The hair bulb, isthmus, and infundibulum are the three units that make up the vertical sections of the hair follicle [42-44]. The hair bulb begins at the base of the hair follicle and continues to the insertion of the arrector pili muscle. This portion of the hair is 3-7 mm below the surface of the skin in the dermis, and is comprised of the matrix cells, melanocytes, and the dermal papilla [45]. The matrix cells form the outer root sheath, the three layers of the inner root sheet, and the hair shaft [46]. In the mature anagen hair follicle, melanocytes are located in the basal layer of the infundibulum and surrounding the upper dermal papilla [47,48]. To be effective, the laser energy must reach the highly concentrated population of melanin – (color) producing cells in the matrix area [49]. The response to the
laser will depend on the hair color, with large numbers of electron-dense melanosomes in black-hair follicles being the most responsive [50,51]. Brown-hair bulb melanosomes are somewhat smaller, and may not generate as much heat as black hair, while those of blonde hair have very little melanin and will not produce much heat compared to brown or black hair.

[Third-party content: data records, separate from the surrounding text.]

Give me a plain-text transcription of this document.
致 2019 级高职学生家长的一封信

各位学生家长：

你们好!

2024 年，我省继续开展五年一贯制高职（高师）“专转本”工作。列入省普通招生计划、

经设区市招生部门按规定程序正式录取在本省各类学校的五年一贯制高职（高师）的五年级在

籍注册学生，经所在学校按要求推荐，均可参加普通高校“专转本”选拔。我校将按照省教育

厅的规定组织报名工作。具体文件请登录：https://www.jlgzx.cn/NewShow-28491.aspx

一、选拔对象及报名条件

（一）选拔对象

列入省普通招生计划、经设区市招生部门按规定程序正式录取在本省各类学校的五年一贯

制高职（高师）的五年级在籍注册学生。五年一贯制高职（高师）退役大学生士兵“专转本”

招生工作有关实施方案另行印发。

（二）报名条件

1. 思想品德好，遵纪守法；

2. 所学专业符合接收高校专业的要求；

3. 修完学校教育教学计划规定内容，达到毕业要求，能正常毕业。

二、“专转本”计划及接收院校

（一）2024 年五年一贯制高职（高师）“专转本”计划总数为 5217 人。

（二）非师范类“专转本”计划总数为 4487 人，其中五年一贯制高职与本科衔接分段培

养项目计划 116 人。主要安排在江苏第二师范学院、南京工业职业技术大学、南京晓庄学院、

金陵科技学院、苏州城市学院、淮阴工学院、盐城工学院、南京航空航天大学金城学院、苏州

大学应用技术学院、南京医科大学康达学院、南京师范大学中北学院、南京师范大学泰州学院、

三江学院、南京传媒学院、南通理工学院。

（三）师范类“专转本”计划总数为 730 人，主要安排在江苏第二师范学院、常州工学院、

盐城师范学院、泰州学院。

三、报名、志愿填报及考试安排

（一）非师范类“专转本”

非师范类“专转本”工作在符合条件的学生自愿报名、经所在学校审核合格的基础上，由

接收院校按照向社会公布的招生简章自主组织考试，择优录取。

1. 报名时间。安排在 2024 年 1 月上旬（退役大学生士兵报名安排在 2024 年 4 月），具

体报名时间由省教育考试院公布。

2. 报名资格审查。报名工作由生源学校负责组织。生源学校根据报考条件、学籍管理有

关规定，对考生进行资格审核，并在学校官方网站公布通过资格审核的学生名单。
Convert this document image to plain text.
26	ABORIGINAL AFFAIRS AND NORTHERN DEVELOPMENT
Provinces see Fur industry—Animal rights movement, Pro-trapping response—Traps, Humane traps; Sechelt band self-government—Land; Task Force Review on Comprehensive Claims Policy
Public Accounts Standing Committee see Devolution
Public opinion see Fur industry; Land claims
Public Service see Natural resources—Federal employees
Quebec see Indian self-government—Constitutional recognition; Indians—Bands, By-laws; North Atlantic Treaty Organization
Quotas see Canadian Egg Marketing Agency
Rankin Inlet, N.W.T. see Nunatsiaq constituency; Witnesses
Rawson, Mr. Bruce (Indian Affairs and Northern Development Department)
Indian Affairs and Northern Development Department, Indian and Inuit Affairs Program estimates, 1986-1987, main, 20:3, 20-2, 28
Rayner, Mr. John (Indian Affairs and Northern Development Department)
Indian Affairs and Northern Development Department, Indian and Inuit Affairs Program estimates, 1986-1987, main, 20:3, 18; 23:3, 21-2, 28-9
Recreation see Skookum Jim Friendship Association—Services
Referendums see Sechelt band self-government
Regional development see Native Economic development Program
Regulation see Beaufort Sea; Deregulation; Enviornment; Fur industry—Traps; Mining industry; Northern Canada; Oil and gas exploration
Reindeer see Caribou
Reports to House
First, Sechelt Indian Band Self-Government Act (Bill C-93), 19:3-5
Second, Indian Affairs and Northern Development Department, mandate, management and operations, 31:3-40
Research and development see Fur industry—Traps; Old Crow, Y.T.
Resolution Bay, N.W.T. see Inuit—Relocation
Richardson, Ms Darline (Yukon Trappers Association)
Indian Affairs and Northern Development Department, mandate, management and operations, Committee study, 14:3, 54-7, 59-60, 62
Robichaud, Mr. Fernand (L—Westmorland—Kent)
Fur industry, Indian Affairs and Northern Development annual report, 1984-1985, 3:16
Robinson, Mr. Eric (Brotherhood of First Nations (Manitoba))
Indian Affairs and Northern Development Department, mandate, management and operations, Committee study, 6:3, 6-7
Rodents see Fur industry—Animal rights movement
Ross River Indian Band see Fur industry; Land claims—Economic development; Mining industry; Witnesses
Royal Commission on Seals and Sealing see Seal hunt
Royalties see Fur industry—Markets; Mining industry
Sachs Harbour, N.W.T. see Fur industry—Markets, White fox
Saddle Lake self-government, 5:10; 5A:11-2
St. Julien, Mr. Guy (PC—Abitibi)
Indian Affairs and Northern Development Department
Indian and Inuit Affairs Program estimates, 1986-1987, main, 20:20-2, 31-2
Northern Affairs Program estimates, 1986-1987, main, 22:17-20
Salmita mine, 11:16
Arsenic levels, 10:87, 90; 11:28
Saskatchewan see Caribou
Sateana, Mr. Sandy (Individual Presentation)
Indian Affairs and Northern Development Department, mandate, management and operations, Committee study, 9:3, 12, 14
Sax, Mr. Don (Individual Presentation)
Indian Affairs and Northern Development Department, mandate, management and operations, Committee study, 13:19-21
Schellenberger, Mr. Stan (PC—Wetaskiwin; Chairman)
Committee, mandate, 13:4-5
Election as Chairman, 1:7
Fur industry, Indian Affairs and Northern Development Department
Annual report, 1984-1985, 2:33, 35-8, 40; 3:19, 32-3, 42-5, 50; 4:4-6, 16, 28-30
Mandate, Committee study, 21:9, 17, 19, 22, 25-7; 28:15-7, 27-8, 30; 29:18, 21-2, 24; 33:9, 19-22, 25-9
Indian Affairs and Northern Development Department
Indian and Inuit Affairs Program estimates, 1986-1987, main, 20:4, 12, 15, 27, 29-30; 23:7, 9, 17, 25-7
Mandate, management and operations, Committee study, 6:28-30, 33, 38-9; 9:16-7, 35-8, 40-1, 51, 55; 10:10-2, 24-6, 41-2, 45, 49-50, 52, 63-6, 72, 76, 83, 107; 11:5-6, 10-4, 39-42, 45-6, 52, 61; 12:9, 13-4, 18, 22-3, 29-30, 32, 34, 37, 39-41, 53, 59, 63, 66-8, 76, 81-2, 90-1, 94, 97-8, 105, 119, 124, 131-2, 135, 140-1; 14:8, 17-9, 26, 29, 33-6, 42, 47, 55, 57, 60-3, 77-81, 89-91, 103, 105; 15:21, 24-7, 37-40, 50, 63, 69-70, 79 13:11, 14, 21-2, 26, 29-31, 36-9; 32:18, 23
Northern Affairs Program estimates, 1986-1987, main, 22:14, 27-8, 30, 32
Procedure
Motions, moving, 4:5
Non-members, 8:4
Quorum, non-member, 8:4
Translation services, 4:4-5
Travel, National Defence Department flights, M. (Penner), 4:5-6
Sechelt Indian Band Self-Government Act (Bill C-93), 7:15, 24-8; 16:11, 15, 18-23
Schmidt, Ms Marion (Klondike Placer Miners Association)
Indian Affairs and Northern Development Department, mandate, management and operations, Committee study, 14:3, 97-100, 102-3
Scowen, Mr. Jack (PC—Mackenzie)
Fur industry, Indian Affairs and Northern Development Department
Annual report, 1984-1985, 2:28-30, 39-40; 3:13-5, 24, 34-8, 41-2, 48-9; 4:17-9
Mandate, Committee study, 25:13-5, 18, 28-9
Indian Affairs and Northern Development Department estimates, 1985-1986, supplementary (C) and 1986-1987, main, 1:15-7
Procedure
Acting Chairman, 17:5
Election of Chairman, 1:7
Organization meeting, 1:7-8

In red hair, the melanosomes contain the red pigment phelomelanin, which has the poorest absorption of laser energy.
The dermal papilla provides the factors responsible for controlling the growth of the hair follicle, as well as the nourishment to the rapidly proliferating cells found in the matrix [45]. The close proximity of the melanocytes to the matrix and dermal papilla cells means that enough heat can be transferred to these cells to disrupt their normal function [52,53]. Above the hair bulb is the isthmus, which starts at the insertion of the arecctor pili muscles and continues to the entrance of the sebaceous duct [46]. The isthmus encompasses the bulge region with the pleuripotent stem cells needed to regenerate the hair follicle as it enters the anagen phase of the growth cycle. Cotsarelis et al. have identified a population of slow – growing stem cells that are located at the attachment of the arrector pili muscle (the bulge region) [54]. It is now believed that the stem cells in this region are activated by signals from the dermal papilla during late telogen or early anagen. The stem cells form the more differentiated cells of the matrix and return to their normal noncycling state by mid-anagen. Many believe that the stem cells in this region have to be damaged by the laser treatment for the treatment effects to be permanent hair-growth inhibition [55].
The mammalian hair follicle has three phases in its growth cycle [56]. The growth phase (anagen) is characterized by the rapid growth of the matrix cells. The amount of time a hair is in the anagen phase varies widely, depending on the body site (from years on the scalp, to weeks on the arm). Melanin synthesis in the hair follicle is closely correlated to the growth phase of the hair follicle [57]. After the anagen phase, the hair enters into a shortlived regressive phase (catagen) in which the lower portions of the follicle including the melanocytes undergo apoptosis [58]. The lower portion of the follicle shrinks and forms a thin epithelial cord, which retracts upward to the infundibulum. During catagen, the follicle reduces by about two-third of its original length and the dermal papilla ends up at the level of the arrector pili muscle [46]. The catagen phase lasts about three weeks [45]. The final phase of the hair cycle is the telogen or resting phase [58]. This phase can last from weeks to a few months, dependent upon the body site location. Upon receiving a host of signals, the hair will re-enter anagen with a large increase in epithelial cell division that reforms the matrix region [45]. Some authors have proposed that early anagen phase is the best time to treat the hair with the laser, since the hair bulb is close to the skin surface and melanin synthesis has begun [59].